Epoch,Training Loss,Validation Loss,Accuracy
1,0.0861,0.673091,0.8912
2,0.0522,0.765229,0.8986
3,0.0784,0.695636,0.902533


TrainOutput(global_step=50625, training_loss=0.05901092862729673, metrics={'train_runtime': 5351.6672, 'train_samples_per_second': 75.677, 'train_steps_per_second': 9.46, 'total_flos': 2.66399943552e+16, 'train_loss': 0.05901092862729673, 'epoch': 3.0})

In [38]:
trainer.evaluate(hf_test_dataset)

{'eval_loss': 0.715921938419342,
 'eval_accuracy': 0.89896,
 'eval_runtime': 99.8339,
 'eval_samples_per_second': 500.832,
 'eval_steps_per_second': 62.604,
 'epoch': 3.0}

# 5. Bucketing을 적용하여 학습시키고, STEP 4의 결과와의 비교

- 고정 padding을 없애고 dynamic padding + bucketing 추가

In [39]:
def transform_noPad(data):
    return tokenizer(
        data['document'],
        truncation = True,
        padding = False,
        max_length=128,
        return_token_type_ids = False,
        )

In [40]:
dp_dataset = huggingface_dataset.map(transform_noPad, batched=True)

# 해당 데이터셋에는 validation이 없음
# 따라서 train 데이터를 train/validation으로 분리
split_dataset = dp_dataset['train'].train_test_split(test_size=0.1, seed=42)

dp_train_dataset = split_dataset['train']
dp_val_dataset = split_dataset['test']
dp_test_dataset = dp_dataset['test']

Map:   0%|          | 0/150000 [00:00<?, ? examples/s]

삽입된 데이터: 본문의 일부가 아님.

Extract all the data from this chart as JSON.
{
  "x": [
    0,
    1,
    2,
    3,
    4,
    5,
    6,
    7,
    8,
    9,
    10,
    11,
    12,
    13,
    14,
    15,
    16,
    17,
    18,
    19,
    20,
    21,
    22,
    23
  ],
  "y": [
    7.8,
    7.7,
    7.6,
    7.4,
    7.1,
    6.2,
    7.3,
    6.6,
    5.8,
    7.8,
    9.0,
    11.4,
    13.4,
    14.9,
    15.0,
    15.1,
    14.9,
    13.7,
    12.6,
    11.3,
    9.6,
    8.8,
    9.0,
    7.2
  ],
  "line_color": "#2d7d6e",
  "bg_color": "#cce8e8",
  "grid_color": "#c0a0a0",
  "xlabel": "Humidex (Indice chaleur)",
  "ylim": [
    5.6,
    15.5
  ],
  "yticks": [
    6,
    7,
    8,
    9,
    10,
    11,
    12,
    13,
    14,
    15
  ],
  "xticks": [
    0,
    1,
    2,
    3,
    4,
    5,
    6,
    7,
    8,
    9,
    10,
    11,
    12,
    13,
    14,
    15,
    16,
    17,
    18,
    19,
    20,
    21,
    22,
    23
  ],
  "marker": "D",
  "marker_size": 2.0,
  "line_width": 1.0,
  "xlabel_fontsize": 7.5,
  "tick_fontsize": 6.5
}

Map:   0%|          | 0/50000 [00:00<?, ? examples/s]

In [41]:
import os
import numpy as np
from transformers import Trainer, TrainingArguments

output_dir = os.getenv('HOME')+'/transformers'

training_arguments = TrainingArguments(
    output_dir,                                         # output이 저장될 경로
    eval_strategy="epoch",           #evaluation하는 빈도
    learning_rate = 2e-5,                         #learning_rate
    per_device_train_batch_size = 8,   # 각 device 당 batch size
    per_device_eval_batch_size = 8,    # evaluation 시에 batch size
    num_train_epochs = 3,                     # train 시킬 총 epochs
    weight_decay = 0.01,                        # weight decay
    group_by_length=True,                        # ✅ bucketing
)

In [42]:
from transformers import DataCollatorWithPadding

data_collator = DataCollatorWithPadding(tokenizer=tokenizer)

In [43]:
trainer = Trainer(
    model=model,           # 학습시킬 model
    args=training_arguments,           # TrainingArguments을 통해 설정한 arguments
    train_dataset=dp_train_dataset,    # training dataset
    eval_dataset=dp_val_dataset,       # evaluation dataset
    compute_metrics=compute_metrics,
    data_collator=data_collator,        # ✅ dynamic padding
)
trainer.train()

Epoch,Training Loss,Validation Loss,Accuracy
1,0.0911,0.597865,0.897533
2,0.063,0.696077,0.899067
3,0.027,0.73894,0.898733


TrainOutput(global_step=50625, training_loss=0.06861594145974995, metrics={'train_runtime': 5368.3797, 'train_samples_per_second': 75.442, 'train_steps_per_second': 9.43, 'total_flos': 4829950198794720.0, 'train_loss': 0.06861594145974995, 'epoch': 3.0})

In [44]:
trainer.evaluate(dp_test_dataset)

{'eval_loss': 0.7354622483253479,
 'eval_accuracy': 0.9003,
 'eval_runtime': 97.0817,
 'eval_samples_per_second': 515.03,
 'eval_steps_per_second': 64.379,
 'epoch': 3.0}

- 모두 다 큰 차이가 없었다.
- 하지만 dynamic padding + bucketing이 성능을 높이지 못한 이유가 궁금하다.


---


- huggingface가 직접 모델링을 하는 것보다 훨씬 편리하다는 점에서 이점이 있는 것 같다.
- 하지만 fine tuning에 대해서는 공부를 더 해야될 것 같다.